Let’s look at the Greeks. The political gymnastics of George Papandreou have been a wonder to behold. As head of the Panhellenic Socialist Movement (PASOK), Labour’s sister party in Greece, he won an election in 2009 after the financial and economic crisis had already hit. This isn’t to say that PASOK is innocent of all charges relating to the economic crisis in Greece. Prior to 2004 it was the government and like other European social democrat parties including our own found it easy to follow the neo-liberal economic policies of the Reagan/Thatcher era. Charges of cronyism and sleaze abound from that period.
Having been elected as prime minister like his father and grandfather before him, he decided to protect the interests of the Greek and European bankers rather than the Greek citizens. Finding that the majority of Greeks disagreed with being the victims of the mistakes of bankers and politicians and many being prepared to take to the streets to show their displeasure, he needed to find a way of getting out of the firing line.
He first attempted to involve the opposition in a government of national unity to share the blame but they spurned him. His next idea was to have a referendum to allow the Greeks to vote on whether to accept the austerity measures. He didn’t do this in the expectation that the vote would go against him. He thought that he could blackmail Greeks into self-harm by threatening them with disaster if they moved away from the EU prescriptions.
Sarkozy and Merkel obviously had far less faith in getting the right result from a referendum than Papandreou and immediately went to work to stop Greeks being able to vote. They are now doing their best to unseat Papandreou and replace him with PASOK MPs more likely to be acceptable to the conservative opposition in a government of national unity. Evangelos Venizelos, the finance minister, seems the most likely to fill this position for at least the next few months while the austerity measures are implemented.
So how does this affect us you may ask? How much worse would the economic situation have to get in Britain before the Tory press starts to call for a national unity government? If this call did go out could we imagine any Labour dignitaries, leaders and MPs willing to join such a coalition? Of course we know some already have and I suspect it wouldn’t take that much to get the likes of Mandelson, Blears and others onboard. David Miliband would be big one. How much would it take to convince him?
And yet we should learn from history, and we probably have more party history than the Greeks.

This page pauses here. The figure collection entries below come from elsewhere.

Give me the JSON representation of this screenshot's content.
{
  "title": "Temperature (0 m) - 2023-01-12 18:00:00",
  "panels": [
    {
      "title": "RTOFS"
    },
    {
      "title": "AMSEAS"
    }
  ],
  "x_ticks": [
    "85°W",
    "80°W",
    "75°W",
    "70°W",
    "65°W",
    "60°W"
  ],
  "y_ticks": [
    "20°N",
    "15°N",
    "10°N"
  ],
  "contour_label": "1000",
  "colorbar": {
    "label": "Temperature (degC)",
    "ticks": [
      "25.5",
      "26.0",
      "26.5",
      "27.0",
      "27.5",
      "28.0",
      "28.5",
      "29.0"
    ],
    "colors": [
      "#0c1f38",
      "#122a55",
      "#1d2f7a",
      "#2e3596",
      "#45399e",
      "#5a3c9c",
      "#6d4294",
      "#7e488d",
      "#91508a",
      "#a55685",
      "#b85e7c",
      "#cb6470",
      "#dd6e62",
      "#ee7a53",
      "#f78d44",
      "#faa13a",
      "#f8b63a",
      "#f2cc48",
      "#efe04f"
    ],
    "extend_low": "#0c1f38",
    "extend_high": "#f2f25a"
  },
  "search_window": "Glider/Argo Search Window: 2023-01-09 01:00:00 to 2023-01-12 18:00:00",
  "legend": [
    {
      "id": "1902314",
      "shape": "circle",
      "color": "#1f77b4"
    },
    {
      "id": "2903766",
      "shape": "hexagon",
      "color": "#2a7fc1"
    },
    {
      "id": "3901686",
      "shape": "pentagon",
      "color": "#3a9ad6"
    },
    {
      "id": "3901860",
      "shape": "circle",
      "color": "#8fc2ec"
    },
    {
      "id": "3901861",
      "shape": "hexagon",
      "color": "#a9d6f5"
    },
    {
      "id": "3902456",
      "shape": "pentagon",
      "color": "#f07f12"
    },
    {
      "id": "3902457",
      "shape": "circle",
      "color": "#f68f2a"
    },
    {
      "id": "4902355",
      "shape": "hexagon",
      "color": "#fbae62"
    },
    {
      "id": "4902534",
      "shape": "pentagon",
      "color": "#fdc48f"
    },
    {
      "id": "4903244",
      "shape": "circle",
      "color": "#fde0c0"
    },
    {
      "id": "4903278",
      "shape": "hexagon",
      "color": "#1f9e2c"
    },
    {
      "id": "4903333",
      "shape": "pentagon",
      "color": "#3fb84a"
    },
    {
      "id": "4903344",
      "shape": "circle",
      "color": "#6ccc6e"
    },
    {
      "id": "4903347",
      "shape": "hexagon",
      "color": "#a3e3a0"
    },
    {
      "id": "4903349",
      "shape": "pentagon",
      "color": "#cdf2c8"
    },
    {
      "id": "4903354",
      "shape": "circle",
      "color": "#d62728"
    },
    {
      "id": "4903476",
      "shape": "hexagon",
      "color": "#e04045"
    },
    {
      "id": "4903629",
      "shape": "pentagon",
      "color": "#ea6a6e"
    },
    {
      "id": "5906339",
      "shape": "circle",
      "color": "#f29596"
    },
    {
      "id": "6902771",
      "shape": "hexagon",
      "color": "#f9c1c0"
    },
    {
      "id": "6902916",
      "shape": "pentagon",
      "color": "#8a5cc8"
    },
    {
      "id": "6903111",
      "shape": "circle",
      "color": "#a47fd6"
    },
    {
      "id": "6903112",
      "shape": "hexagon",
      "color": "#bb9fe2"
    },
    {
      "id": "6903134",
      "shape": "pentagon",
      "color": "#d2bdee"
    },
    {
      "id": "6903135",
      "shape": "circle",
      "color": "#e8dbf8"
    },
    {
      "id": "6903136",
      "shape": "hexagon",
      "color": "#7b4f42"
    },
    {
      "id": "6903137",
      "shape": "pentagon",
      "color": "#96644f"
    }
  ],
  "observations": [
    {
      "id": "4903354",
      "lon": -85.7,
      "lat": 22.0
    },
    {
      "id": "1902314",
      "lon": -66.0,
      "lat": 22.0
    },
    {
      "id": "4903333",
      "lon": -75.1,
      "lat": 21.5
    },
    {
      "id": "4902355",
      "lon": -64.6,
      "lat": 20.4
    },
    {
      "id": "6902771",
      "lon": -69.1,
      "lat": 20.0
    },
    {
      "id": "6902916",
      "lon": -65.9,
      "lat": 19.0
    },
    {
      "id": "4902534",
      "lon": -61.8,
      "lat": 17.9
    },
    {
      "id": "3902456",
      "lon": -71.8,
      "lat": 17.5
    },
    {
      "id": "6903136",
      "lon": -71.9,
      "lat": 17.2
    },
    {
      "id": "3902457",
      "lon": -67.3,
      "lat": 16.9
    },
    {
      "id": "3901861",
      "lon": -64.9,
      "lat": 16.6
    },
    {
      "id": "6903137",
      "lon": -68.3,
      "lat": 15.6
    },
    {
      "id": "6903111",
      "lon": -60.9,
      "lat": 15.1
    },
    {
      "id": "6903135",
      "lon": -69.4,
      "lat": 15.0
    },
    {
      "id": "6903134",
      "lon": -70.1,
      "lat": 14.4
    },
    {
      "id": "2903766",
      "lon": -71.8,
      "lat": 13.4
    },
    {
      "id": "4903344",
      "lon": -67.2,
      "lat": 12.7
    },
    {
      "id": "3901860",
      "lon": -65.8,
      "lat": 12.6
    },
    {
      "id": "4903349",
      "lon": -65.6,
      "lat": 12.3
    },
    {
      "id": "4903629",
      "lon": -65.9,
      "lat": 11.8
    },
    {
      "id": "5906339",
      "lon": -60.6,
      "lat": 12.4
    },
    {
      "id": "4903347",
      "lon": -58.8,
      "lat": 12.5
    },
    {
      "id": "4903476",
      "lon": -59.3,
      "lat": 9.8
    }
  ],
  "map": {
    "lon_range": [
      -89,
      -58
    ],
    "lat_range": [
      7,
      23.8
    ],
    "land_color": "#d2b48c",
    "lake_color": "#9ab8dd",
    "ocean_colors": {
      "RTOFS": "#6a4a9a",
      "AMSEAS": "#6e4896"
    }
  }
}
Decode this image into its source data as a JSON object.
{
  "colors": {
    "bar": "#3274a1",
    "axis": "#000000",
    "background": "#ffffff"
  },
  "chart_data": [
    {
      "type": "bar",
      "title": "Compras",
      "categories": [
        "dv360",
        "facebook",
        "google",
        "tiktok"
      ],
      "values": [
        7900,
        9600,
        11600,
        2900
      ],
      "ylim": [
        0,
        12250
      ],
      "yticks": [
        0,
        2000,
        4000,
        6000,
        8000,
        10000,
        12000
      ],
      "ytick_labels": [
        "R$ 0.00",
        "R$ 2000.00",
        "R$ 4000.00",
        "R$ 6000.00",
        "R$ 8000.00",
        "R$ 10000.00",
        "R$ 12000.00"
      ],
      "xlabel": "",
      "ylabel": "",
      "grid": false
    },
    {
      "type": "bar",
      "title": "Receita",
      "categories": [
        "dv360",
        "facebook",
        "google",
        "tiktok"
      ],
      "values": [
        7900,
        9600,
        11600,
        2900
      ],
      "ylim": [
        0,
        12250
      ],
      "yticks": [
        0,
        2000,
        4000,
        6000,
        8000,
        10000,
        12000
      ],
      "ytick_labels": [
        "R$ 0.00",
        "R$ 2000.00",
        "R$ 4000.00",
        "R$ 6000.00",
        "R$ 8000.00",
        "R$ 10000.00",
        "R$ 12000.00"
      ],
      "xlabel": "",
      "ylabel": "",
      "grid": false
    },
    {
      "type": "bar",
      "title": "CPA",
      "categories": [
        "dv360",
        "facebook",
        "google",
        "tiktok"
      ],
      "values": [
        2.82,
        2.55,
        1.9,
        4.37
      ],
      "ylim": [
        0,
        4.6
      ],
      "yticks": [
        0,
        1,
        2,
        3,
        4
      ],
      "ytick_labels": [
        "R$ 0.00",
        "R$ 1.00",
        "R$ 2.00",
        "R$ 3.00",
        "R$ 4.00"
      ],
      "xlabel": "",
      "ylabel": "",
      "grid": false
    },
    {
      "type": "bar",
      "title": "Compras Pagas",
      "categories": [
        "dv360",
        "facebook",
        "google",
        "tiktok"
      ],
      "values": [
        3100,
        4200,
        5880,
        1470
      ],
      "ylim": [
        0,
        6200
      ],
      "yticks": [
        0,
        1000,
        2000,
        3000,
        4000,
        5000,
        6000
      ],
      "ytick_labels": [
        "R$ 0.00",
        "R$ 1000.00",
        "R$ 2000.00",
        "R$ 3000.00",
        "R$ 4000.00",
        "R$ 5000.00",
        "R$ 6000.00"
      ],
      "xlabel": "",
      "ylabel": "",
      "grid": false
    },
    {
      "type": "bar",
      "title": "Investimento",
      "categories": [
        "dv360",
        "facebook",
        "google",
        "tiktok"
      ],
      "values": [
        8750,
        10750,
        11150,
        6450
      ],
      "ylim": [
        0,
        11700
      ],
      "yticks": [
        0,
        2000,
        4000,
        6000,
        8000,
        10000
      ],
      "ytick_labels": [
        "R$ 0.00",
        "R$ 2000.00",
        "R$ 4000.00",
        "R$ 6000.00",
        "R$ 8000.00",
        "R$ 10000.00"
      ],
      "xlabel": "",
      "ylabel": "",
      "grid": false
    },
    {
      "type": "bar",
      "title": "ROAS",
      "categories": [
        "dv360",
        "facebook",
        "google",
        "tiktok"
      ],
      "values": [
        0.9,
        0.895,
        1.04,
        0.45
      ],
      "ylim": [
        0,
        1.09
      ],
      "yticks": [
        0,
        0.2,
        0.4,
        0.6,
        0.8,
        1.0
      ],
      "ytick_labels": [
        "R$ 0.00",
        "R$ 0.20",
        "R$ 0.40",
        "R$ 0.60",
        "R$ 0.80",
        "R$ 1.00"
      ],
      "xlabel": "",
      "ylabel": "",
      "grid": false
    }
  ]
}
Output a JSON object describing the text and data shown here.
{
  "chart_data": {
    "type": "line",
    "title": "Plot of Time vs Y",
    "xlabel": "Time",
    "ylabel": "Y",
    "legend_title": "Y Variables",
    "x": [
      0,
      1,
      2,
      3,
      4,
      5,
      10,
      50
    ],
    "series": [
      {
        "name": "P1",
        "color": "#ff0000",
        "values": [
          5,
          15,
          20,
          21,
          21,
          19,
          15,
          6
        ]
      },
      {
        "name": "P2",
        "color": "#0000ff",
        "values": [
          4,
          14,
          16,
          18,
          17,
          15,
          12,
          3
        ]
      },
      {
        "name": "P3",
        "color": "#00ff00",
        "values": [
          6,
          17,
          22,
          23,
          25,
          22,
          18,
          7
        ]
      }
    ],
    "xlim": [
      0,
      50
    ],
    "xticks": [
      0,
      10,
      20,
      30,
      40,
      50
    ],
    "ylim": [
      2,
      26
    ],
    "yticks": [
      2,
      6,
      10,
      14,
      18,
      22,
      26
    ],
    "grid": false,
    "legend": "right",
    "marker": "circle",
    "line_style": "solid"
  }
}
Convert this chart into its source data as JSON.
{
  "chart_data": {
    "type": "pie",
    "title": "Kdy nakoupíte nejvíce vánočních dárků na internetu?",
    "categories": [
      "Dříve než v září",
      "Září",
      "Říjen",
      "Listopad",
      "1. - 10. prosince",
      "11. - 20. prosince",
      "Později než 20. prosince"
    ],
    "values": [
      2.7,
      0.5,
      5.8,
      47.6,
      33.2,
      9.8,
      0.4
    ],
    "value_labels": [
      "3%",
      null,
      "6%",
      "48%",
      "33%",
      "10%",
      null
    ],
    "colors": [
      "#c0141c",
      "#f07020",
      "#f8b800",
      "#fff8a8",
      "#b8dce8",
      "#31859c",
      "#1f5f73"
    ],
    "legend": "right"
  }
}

Any attempt to do a PASOK by helping the bankers destroy all that we fought for in citizens rights over many years would be a repeat of the treachery of Ramsay MacDonald. We should be vigilant against any attempt to hop into bed with the Tories. There are some in the party who would like to get their hands on power again no matter what the cost. To these people the history of the party means nothing. To them, as Alex Hilton said in a recent Labourlist post, all the party has is a brand name they would like to use. There are some in Greece who see the same in PASOK.